本日、衆議院の本会議で、北朝鮮のミサイル発射に対する抗議決議が全会一致で採択された。

その決議を受けて、首相が「我が国の平和と安全の確保、国民の安全安心の確保に一層万全を期すべく、防衛力の抜本的強化にも取り組んでいく」と述べたが、この発言を額面通りに受け取っていいのだろうか。

北朝鮮が発射したミサイルは、青森県付近の上空を越えて太平洋側に落下している。

日本を威嚇挑発するのであれば、ほぼ海上を通過する津軽海峡を経由するようなルートで発射する必要はない。日本の国土上空を経由するルートで堂々と打てばよいはずだ。

今回の4,500kmほど飛んだ長距離ミサイルよりも短い距離を飛んだミサイルを発射した際も、日本海側の日本の排他的経済水域外に落ちるように打っている。

ここから読み取れる北朝鮮の意図は、日本を過度に刺激しないような配慮をしながら、発射実験をしているといういう意図が読み取れなくはない。あるいは、日本は外交交渉の相手ではないと見下されている可能性もある。

今回のミサイルの到達距離は、米軍のグアムにあるアンダーソン空軍基地までの距離を想定した実験であろうことは、ほとんどの報道機関が報じている。

つまり、米国を威嚇することを目的とした発射実験であった可能性が高いということだ。

日本海側の日本の領海どころか、日本の排他的経済水域外に着弾する距離の発射実験は、沖縄になる米軍の嘉手納基地までの距離を念頭に置いた発射実験であることも報じられている。

ここでも、日本海における日本の排他的経済水域外の落ちるように配慮がされている。

北朝鮮の真意は明白ではないだろうか。

それに対し「国民の安全安心の確保に一層万全を期すべく、防衛力の抜本的強化にも取り組んでいく」と発言したのは、この真意を見抜いた上で、日本の安全保障が置かれている複雑な状況まで考慮したものならよい。

しかし、その言葉を額面通りにしか受け取れない人には、北朝鮮が日本を直接に挑発したり威嚇したりしているように伝わってしまうリスクがある。

ある民放などが街頭取材で、「怖いですね」とか「不安になります」とか「部品が落下したらどうしよう」などという、街行く人の感想を伝えていたが、それではますますこのミサイル発射の意味するところが正確に伝わらないのでないかと危惧してしまう。

この民放の取材班や編集スタッフは、事件の真相を理解できていないのではないかとも、心配になってしまう。

北朝鮮が米国を挑発すればするほどに、日本が過剰に不必要な反応をしているようでは、他の国際情勢にも適切に対応できないのではないだろうか。

北朝鮮が行った発射実験は国際社会の安全に対する挑戦であることには違いない。
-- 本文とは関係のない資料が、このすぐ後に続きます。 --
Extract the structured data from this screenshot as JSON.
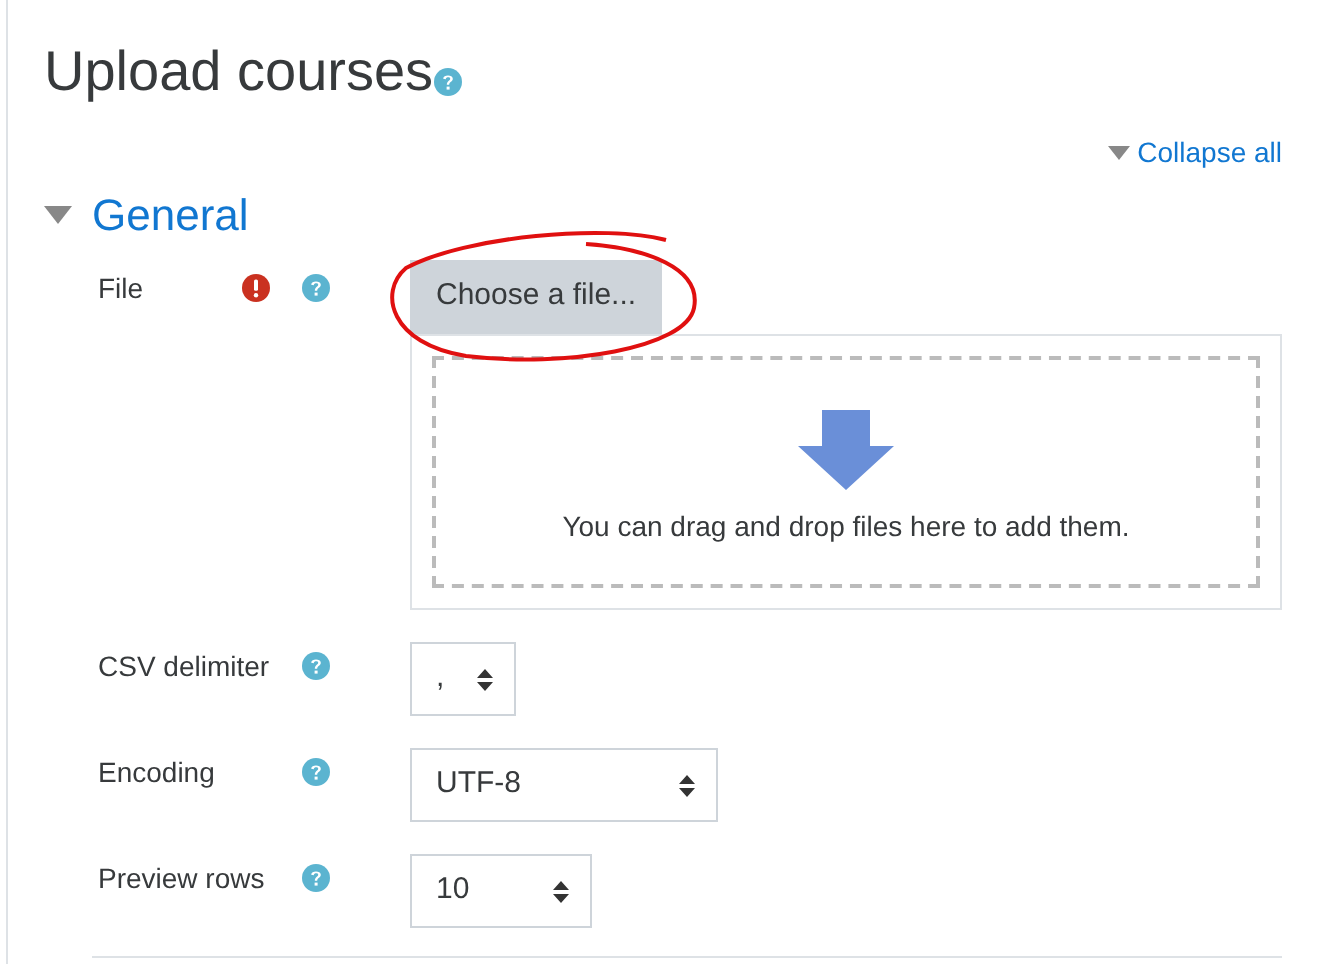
{
  "page_title": "Upload courses",
  "collapse_all": "Collapse all",
  "section": {
    "title": "General",
    "expanded": true
  },
  "fields": [
    {
      "kind": "file",
      "label": "File",
      "required": true,
      "button": "Choose a file...",
      "dropzone_text": "You can drag and drop files here to add them."
    },
    {
      "kind": "select",
      "label": "CSV delimiter",
      "required": false,
      "value": ","
    },
    {
      "kind": "select",
      "label": "Encoding",
      "required": false,
      "value": "UTF-8"
    },
    {
      "kind": "select",
      "label": "Preview rows",
      "required": false,
      "value": "10"
    }
  ]
}
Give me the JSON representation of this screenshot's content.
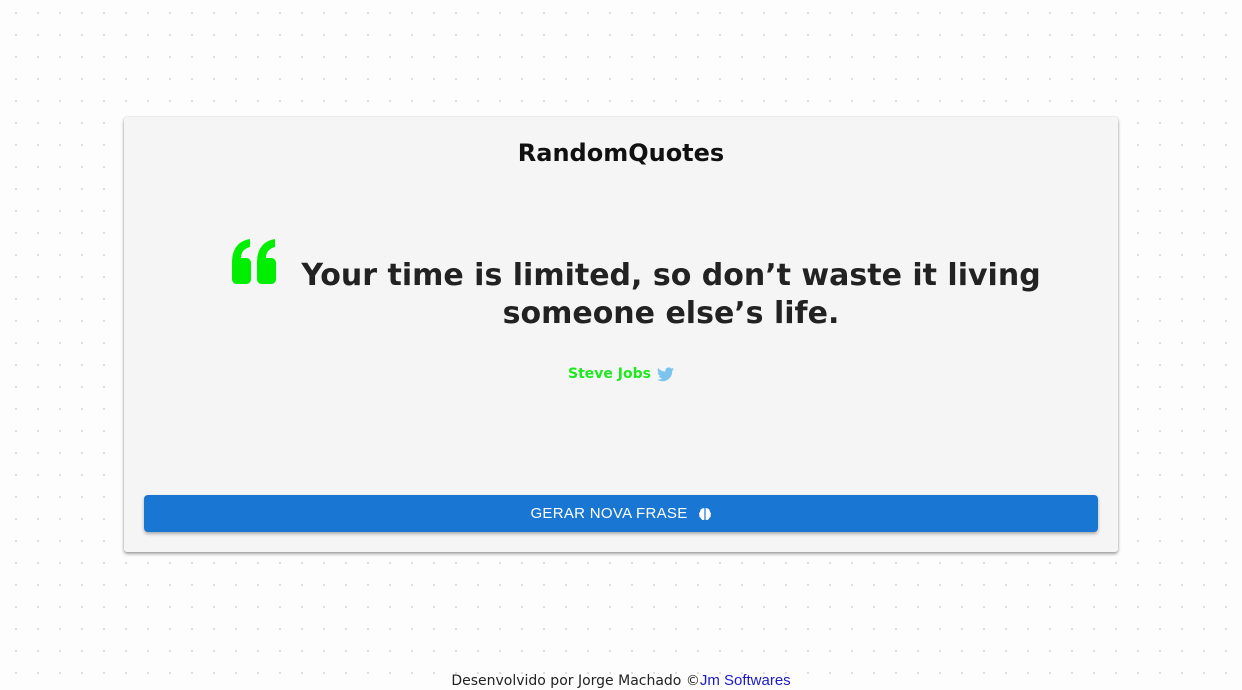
{
  "app": {
    "title": "RandomQuotes"
  },
  "quote": {
    "text": "Your time is limited, so don’t waste it living someone else’s life.",
    "author": "Steve Jobs",
    "quote_icon": "quote-left-icon",
    "share_icon": "twitter-icon"
  },
  "actions": {
    "generate_label": "GERAR NOVA FRASE",
    "generate_icon": "brain-icon"
  },
  "footer": {
    "prefix": "Desenvolvido por Jorge Machado ©",
    "link_text": "Jm Softwares"
  },
  "colors": {
    "accent_green": "#1ee81e",
    "button_blue": "#1976d2",
    "twitter_blue": "#7cc4ee",
    "link_blue": "#1a1acc"
  }
}
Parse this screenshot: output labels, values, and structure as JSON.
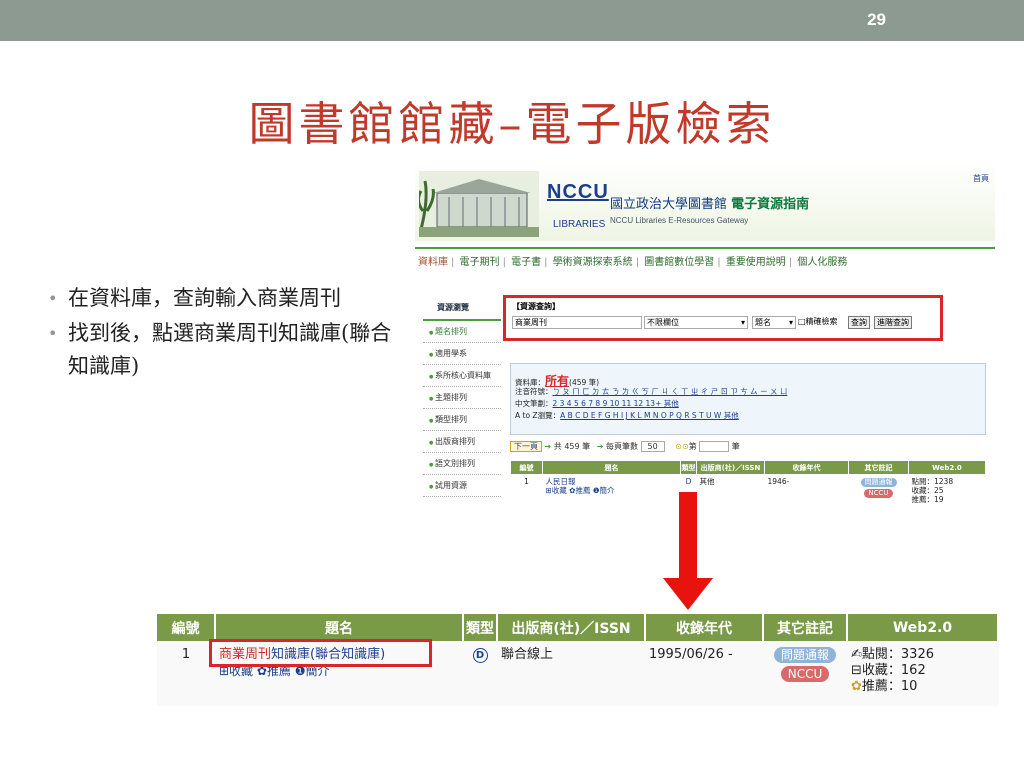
{
  "slide": {
    "number": "29",
    "title": "圖書館館藏–電子版檢索"
  },
  "bullets": [
    "在資料庫，查詢輸入商業周刊",
    "找到後，點選商業周刊知識庫(聯合知識庫)"
  ],
  "screenshot": {
    "home_link": "首頁",
    "logo": "NCCU",
    "logo_sub": "LIBRARIES",
    "banner_title_a": "國立政治大學圖書館 ",
    "banner_title_b": "電子資源指南",
    "banner_en": "NCCU Libraries E-Resources Gateway",
    "nav": [
      "資料庫",
      "電子期刊",
      "電子書",
      "學術資源探索系統",
      "圖書館數位學習",
      "重要使用說明",
      "個人化服務"
    ],
    "sidebar_title": "資源瀏覽",
    "sidebar": [
      "題名排列",
      "適用學系",
      "系所核心資料庫",
      "主題排列",
      "類型排列",
      "出版商排列",
      "語文別排列",
      "試用資源"
    ],
    "query": {
      "title": "【資源查詢】",
      "input_value": "商業周刊",
      "field_select": "不限欄位",
      "type_select": "題名",
      "exact_label": "□精確檢索",
      "search_btn": "查詢",
      "advanced_btn": "進階查詢"
    },
    "db": {
      "label": "資料庫：",
      "all": "所有",
      "count": "(459 筆)",
      "zhuyin_label": "注音符號：",
      "zhuyin": "ㄅ ㄆ ㄇ ㄈ ㄉ ㄊ ㄋ ㄌ ㄍ ㄎ ㄏ ㄐ ㄑ ㄒ ㄓ ㄔ ㄕ ㄖ ㄗ ㄘ ㄙ ㄧ ㄨ ㄩ",
      "strokes_label": "中文筆劃：",
      "strokes": "2 3 4 5 6 7 8 9 10 11 12 13+ 其他",
      "az_label": "A to Z瀏覽：",
      "az": "A B C D E F G H I J K L M N O P Q R S T U W 其他"
    },
    "pager": {
      "next": "下一頁",
      "total": "共 459 筆",
      "per_page_label": "每頁筆數",
      "per_page": "50",
      "page_label": "第",
      "page_suffix": "筆"
    },
    "table": {
      "headers": [
        "編號",
        "題名",
        "類型",
        "出版商(社)／ISSN",
        "收錄年代",
        "其它註記",
        "Web2.0"
      ],
      "row": {
        "num": "1",
        "title": "人民日報",
        "actions": "⊞收藏 ✿推薦 ❶簡介",
        "type_icon": "D",
        "publisher": "其他",
        "years": "1946-",
        "pill1": "問題通報",
        "pill2": "NCCU",
        "views": "點閱：1238",
        "favs": "收藏：25",
        "recs": "推薦：19"
      }
    }
  },
  "result": {
    "headers": [
      "編號",
      "題名",
      "類型",
      "出版商(社)／ISSN",
      "收錄年代",
      "其它註記",
      "Web2.0"
    ],
    "num": "1",
    "title_hl": "商業周刊",
    "title_rest": "知識庫(聯合知識庫)",
    "actions": "⊞收藏 ✿推薦 ❶簡介",
    "type_icon": "D",
    "publisher": "聯合線上",
    "years": "1995/06/26 -",
    "pill1": "問題通報",
    "pill2": "NCCU",
    "views": "點閱：3326",
    "favs": "收藏：162",
    "recs": "推薦：10"
  },
  "colors": {
    "title": "#c0392b",
    "header_green": "#7a9a48",
    "highlight_red": "#d9262c",
    "topbar": "#8c9a92"
  }
}
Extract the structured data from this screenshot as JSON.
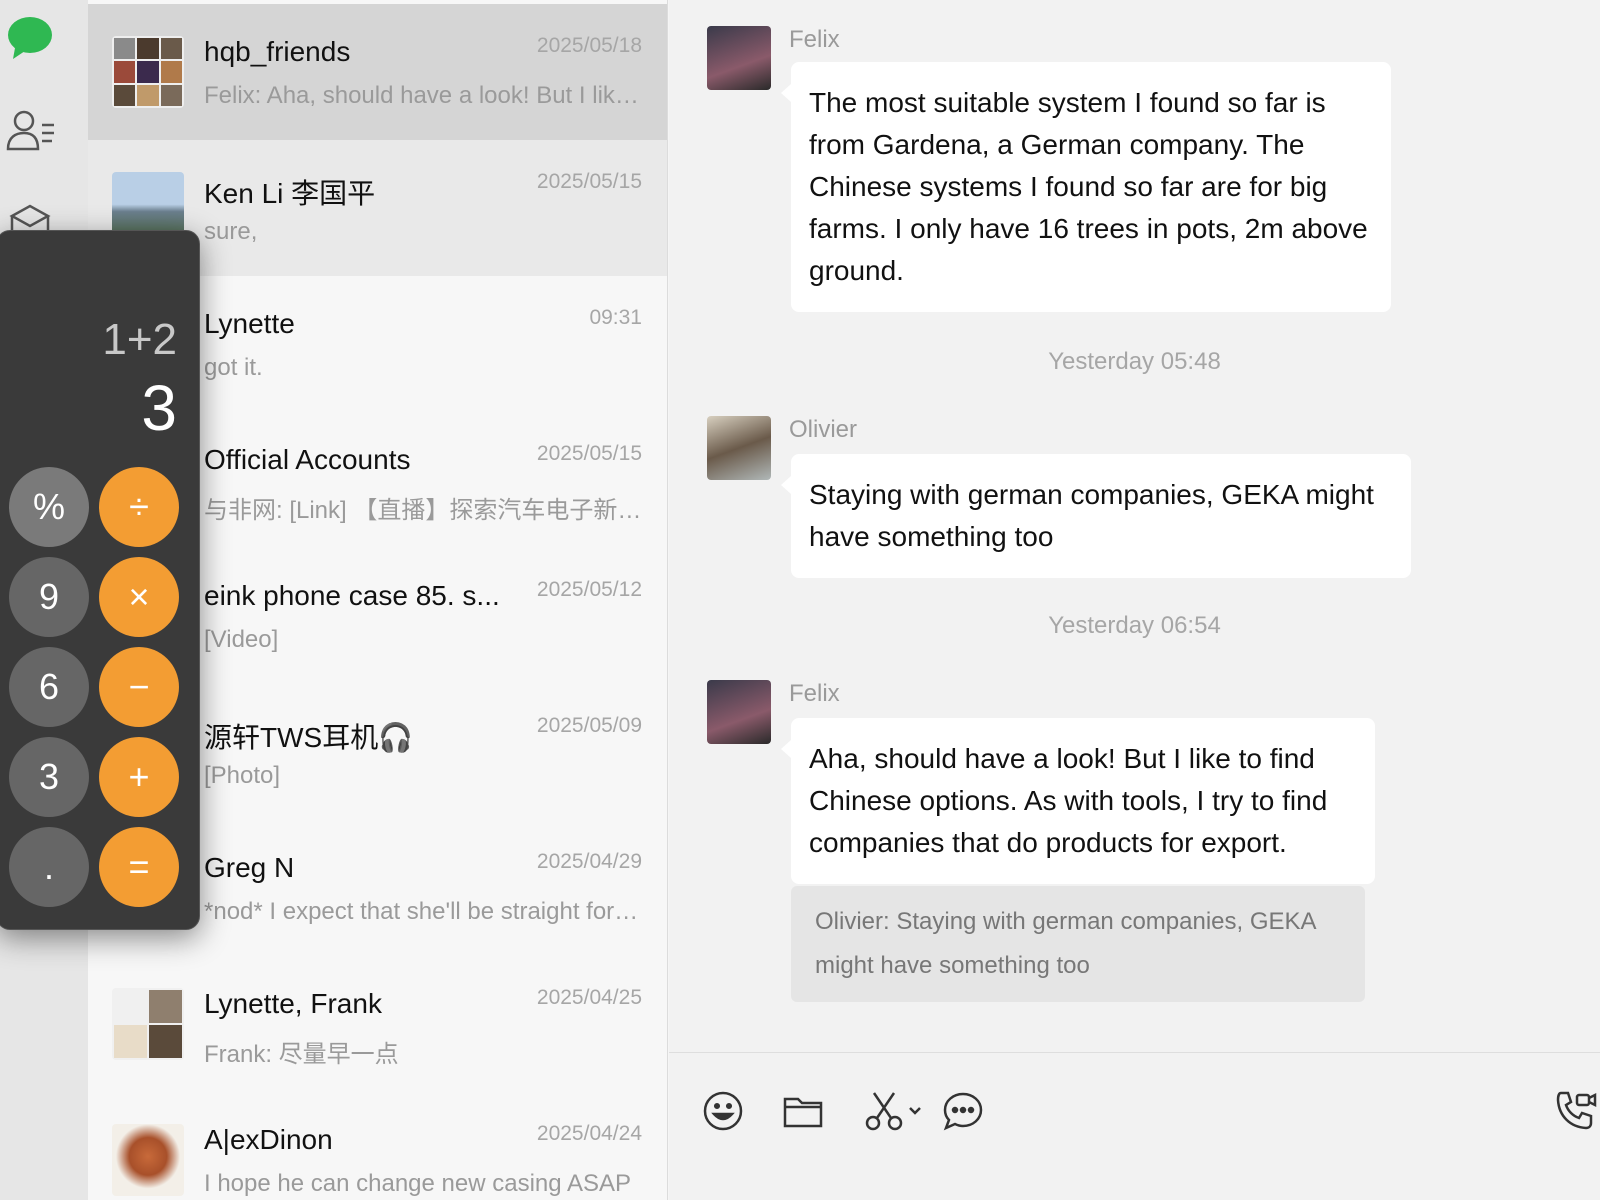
{
  "colors": {
    "wechat_green": "#2fb852",
    "calc_orange": "#f39d33",
    "calc_gray": "#666666",
    "selected_row": "#d5d5d5"
  },
  "rail": {
    "icons": [
      "chat-icon",
      "contacts-icon",
      "box-icon"
    ]
  },
  "conversations": [
    {
      "name": "hqb_friends",
      "preview": "Felix: Aha, should have a look! But I like to find Chinese options.",
      "date": "2025/05/18",
      "state": "selected"
    },
    {
      "name": "Ken Li 李国平",
      "preview": "sure,",
      "date": "2025/05/15",
      "state": "hovered"
    },
    {
      "name": "Lynette",
      "preview": "got it.",
      "date": "09:31",
      "state": ""
    },
    {
      "name": "Official Accounts",
      "preview": "与非网: [Link] 【直播】探索汽车电子新技术",
      "date": "2025/05/15",
      "state": ""
    },
    {
      "name": "eink phone case  85. s...",
      "preview": "[Video]",
      "date": "2025/05/12",
      "state": ""
    },
    {
      "name": "源轩TWS耳机🎧",
      "preview": "[Photo]",
      "date": "2025/05/09",
      "state": ""
    },
    {
      "name": "Greg N",
      "preview": "*nod* I expect that she'll be straight forward",
      "date": "2025/04/29",
      "state": ""
    },
    {
      "name": "Lynette, Frank",
      "preview": "Frank: 尽量早一点",
      "date": "2025/04/25",
      "state": ""
    },
    {
      "name": "A|exDinon",
      "preview": "I hope he can change new casing ASAP",
      "date": "2025/04/24",
      "state": ""
    }
  ],
  "chat": {
    "messages": [
      {
        "sender": "Felix",
        "text": "The most suitable system I found so far is from Gardena, a German company. The Chinese systems I found so far are for big farms. I only have 16 trees in pots, 2m above ground."
      },
      {
        "sender": "Olivier",
        "text": "Staying with german companies, GEKA might have something too"
      },
      {
        "sender": "Felix",
        "text": "Aha, should have a look! But I like to find Chinese options. As with tools, I try to find companies that do products for export."
      }
    ],
    "timestamps": [
      "Yesterday 05:48",
      "Yesterday 06:54"
    ],
    "quote": "Olivier: Staying with german companies, GEKA might have something too"
  },
  "toolbar": {
    "icons": [
      "emoji-icon",
      "folder-icon",
      "scissors-icon",
      "chat-bubble-icon",
      "call-icon"
    ]
  },
  "calculator": {
    "expression": "1+2",
    "result": "3",
    "buttons": [
      "%",
      "÷",
      "9",
      "×",
      "6",
      "−",
      "3",
      "+",
      ".",
      "="
    ]
  }
}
しかし、日本の安全を直接的に脅かすことに真意があったかどうかは、適切に見抜く必要があるだろう。

「国民の安全安心の確保に一層万全を期すべく、防衛力の抜本的強化にも取り組んでいく」

その言葉そのものには違和感はないが、北朝鮮のミサイル発射実験に対する政府の公式意見としては、むしろ国民に誤ったメッセージを伝えることになってはいないかと、危惧せざるをえない。

この北朝鮮の軍事行動は北朝鮮とだけ向き合っても解決しないことは多くの人が理解していることだろう。それは北朝鮮の後ろには、中国とロシアが控えているからだ。

では、どうすれば解決するのか、どうなれば解決するのか、すでに処方箋は書かれているはずだが、それを政府が国民に明確に示さないままでいることにも、懸念を感じずにはいられない。

北朝鮮や中国やロシアに日本政府の手の内を見られたくないからそのように発言したのならまだ良いが、国民の民意や意識まで意のままに操ろうとしているかもしれないとしたら、危うさを感じずにはいられない。

真意はしばしば隠される。

隠された真意を見抜けなければ、適切な判断はできない。

受検生は、長い文章や複雑な資料から、出題者の真意を適切に読み取れなければならない。

本質を見抜く力は、ただ勉強しただけでは、ただこどもらしく生活しただけでは、身につかない。

情報を整理して、
多角的に考察し、
深く考え抜ける。

受検生には、その訓練が必要である。